So, the Church of England (mostly, their house of laity) have voted against having female Bishops. In advance of the vote, some asked for calm - in the aftermath, there was anger, reflection, jokes, and some apparent point-scoring. I got in on the last, I'll admit.
But that wasn't really point-scoring; it was more a long sigh. I was brought up in Methodism - my father went to Wesley College in Bristol in 1980 (I think - I was young) and was ordained in 1982. We were posted to Marlow then, and then to Cheltenham in 1987, then Finchley in 1992 - and I took an interest in what was going on, administratively as well as spiritually, because, well, when you get shifted around every couple of years, you kinda want to know why.
So I was told, when I met my first Deaconness, that women had been ordained in Methodism since the early 1970s, which, as it was before I was born, was 'forever'. And Kathleen Richardson was installed in 1993 as the first female President of Conference (aka top dog), and that was just normal because women had been installed as District Chairs (aka bishops-ish) for ages, so it was nothing strange at all.
And while there is an evangelical wing of the Church which has some 'issues' with some 'people' (and the lovely acronym VOMet - not sure they hold much sway any more) there was, also in 1993, the statement that:
"Conference recognises, affirms and celebrates the participation and ministry of lesbians and gay men in the church. Conference calls on the Methodist people to begin a pilgrimage of faith to combat repression and discrimination, to work for justice and human rights and to give dignity and worth to people whatever their sexuality"
'Recognises, affirms, and celebrates' - sounds a heck of a lot better than 'tolerates'. Sounds - despite the cautious language elsewhere about marriage and avoiding promiscuity - like they actually mean it. I know, from the experiences of some gay Methodist clergy, that the path for them has not always been smooth; but they have not been fighting the dogma of their own denomination.
Because - a little like a ban on gays in the military - it always seemed odd (meaning, counter-productive, and not a little rude) to reject those who actually wanted to serve; who felt a vocation for that. Because it always seemed to me that if somebody said they were prepared to die for their country that said country should say 'thank you, thank you' - and treat them with respect.
And that that respect would not be limited to NCOs, but to all ranks. That it would not stop at a defined point like - well, a stained glass ceiling.
Because - as a girl then a woman, a feminist, concerned with the place of women in the world, and as a gay person, growing up...we all have to deal with the judgment of strangers, and sometimes the thoughtlessness of those close to us...but I never heard anyone I respect calling me bad, or wrong, or ill. That made a difficult journey easier. I am thankful for that.

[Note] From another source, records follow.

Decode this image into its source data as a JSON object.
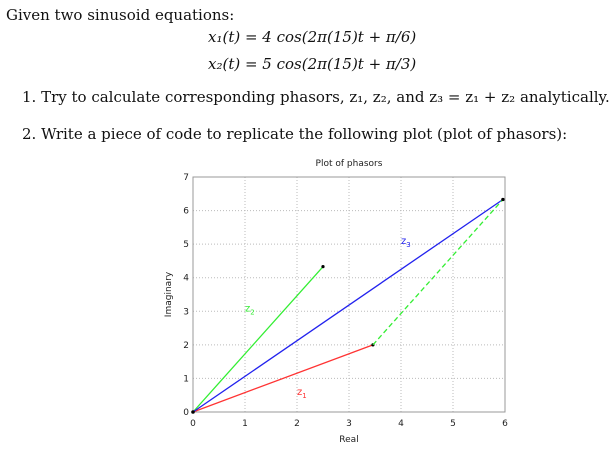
{
  "text": {
    "intro": "Given two sinusoid equations:",
    "eq1": "x₁(t) = 4 cos(2π(15)t + π/6)",
    "eq2": "x₂(t) = 5 cos(2π(15)t + π/3)",
    "item1": "1.  Try to calculate corresponding phasors, z₁, z₂, and z₃ = z₁ + z₂ analytically.",
    "item2": "2.  Write a piece of code to replicate the following plot (plot of phasors):"
  },
  "chart_data": {
    "type": "line",
    "title": "Plot of phasors",
    "xlabel": "Real",
    "ylabel": "Imaginary",
    "xlim": [
      0,
      6
    ],
    "ylim": [
      0,
      7
    ],
    "xticks": [
      "0",
      "1",
      "2",
      "3",
      "4",
      "5",
      "6"
    ],
    "yticks": [
      "0",
      "1",
      "2",
      "3",
      "4",
      "5",
      "6",
      "7"
    ],
    "grid": true,
    "series": [
      {
        "name": "z1",
        "color": "#ff3333",
        "style": "solid",
        "x": [
          0,
          3.46
        ],
        "y": [
          0,
          2.0
        ]
      },
      {
        "name": "z2",
        "color": "#33ee33",
        "style": "solid",
        "x": [
          0,
          2.5
        ],
        "y": [
          0,
          4.33
        ]
      },
      {
        "name": "z3",
        "color": "#2222ee",
        "style": "solid",
        "x": [
          0,
          5.96
        ],
        "y": [
          0,
          6.33
        ]
      },
      {
        "name": "z2 shifted",
        "color": "#33ee33",
        "style": "dashed",
        "x": [
          3.46,
          5.96
        ],
        "y": [
          2.0,
          6.33
        ]
      }
    ],
    "annotations": [
      {
        "text": "z1",
        "x": 2.0,
        "y": 0.5,
        "color": "#ff3333"
      },
      {
        "text": "z2",
        "x": 1.0,
        "y": 3.0,
        "color": "#33ee33"
      },
      {
        "text": "z3",
        "x": 4.0,
        "y": 5.0,
        "color": "#2222ee"
      }
    ]
  }
}
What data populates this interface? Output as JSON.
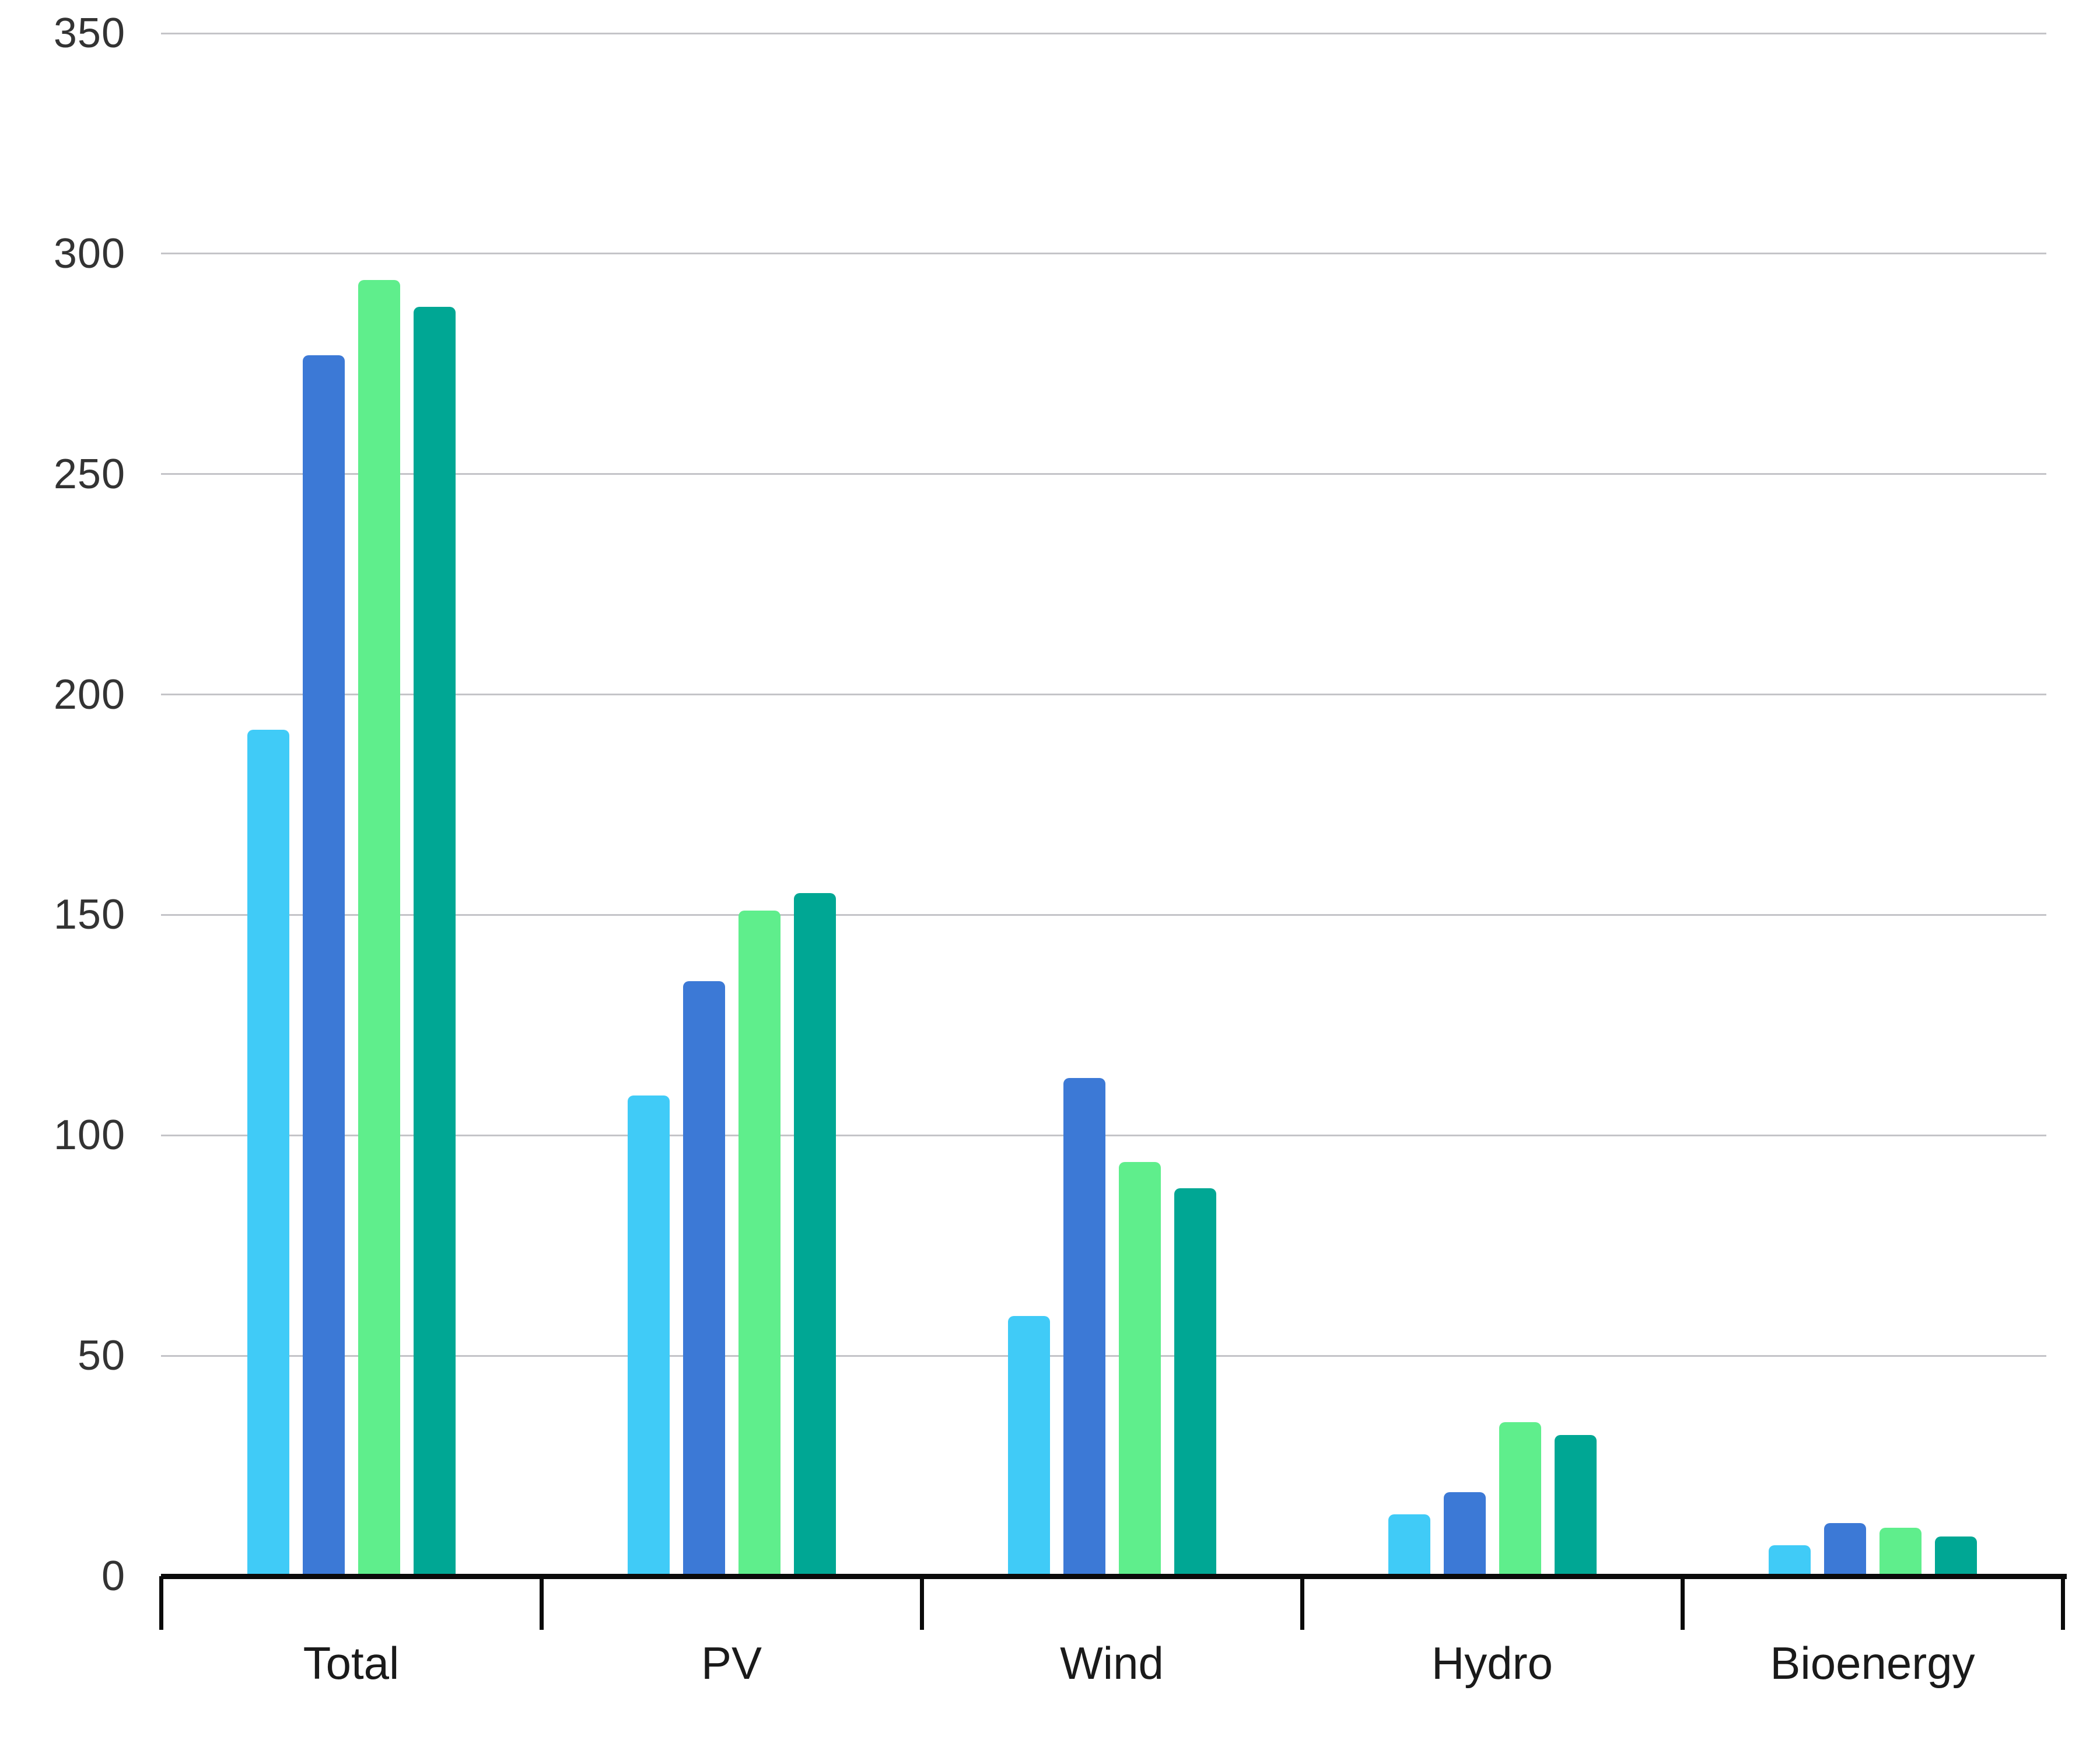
{
  "chart_data": {
    "type": "bar",
    "title": "",
    "subtitle": "",
    "xlabel": "",
    "ylabel": "",
    "categories": [
      "Total",
      "PV",
      "Wind",
      "Hydro",
      "Bioenergy"
    ],
    "series": [
      {
        "name": "series-1-light-blue",
        "color": "#40CBF7",
        "values": [
          192,
          109,
          59,
          14,
          7
        ]
      },
      {
        "name": "series-2-blue",
        "color": "#3C79D6",
        "values": [
          277,
          135,
          113,
          19,
          12
        ]
      },
      {
        "name": "series-3-green",
        "color": "#5FEE8C",
        "values": [
          294,
          151,
          94,
          35,
          11
        ]
      },
      {
        "name": "series-4-teal",
        "color": "#00A794",
        "values": [
          288,
          155,
          88,
          32,
          9
        ]
      }
    ],
    "ylim": [
      0,
      350
    ],
    "y_ticks": [
      0,
      50,
      100,
      150,
      200,
      250,
      300,
      350
    ],
    "grid": "horizontal",
    "legend": "none"
  },
  "style": {
    "gridline_color": "#c4c4c8",
    "axis_color": "#0a0a0a",
    "tick_label_color": "#333333",
    "category_label_color": "#1a1a1a"
  }
}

I like the approach of the Quakers - the silence appeals to me, the quietly activist principles, the lack - ironically, as this is largely an argument about 'levels' - of hierarchy. Sometimes I would think, "well, if I hadn't been brought up in Methodism, I would be a Quaker" - but then the reality is that if I hadn't been brought up in Methodism, but in a more strident and stringent Church, I probably would have sacked the whole thing off, and rejected 'the Church' entirely.
So, no point-scoring, just a sigh. A sigh for people like me, kids like I was, trying to square what their Church is saying to them about what is acceptable with what they feel, what they believe, is more than acceptable. A sigh for those oppressed, depressed by it - and a sigh for those who get the hell out, when they might not really want to do that. And a really big sigh for those who don't get that saying 'OK, you can do this job but we're watching you and you'll never get promoted' doesn't exactly score high on the affirm/celebrate scale.
And it is genuinely very cool that Stockholm has a lesbian bishop. God moves in mysterious etc and so on.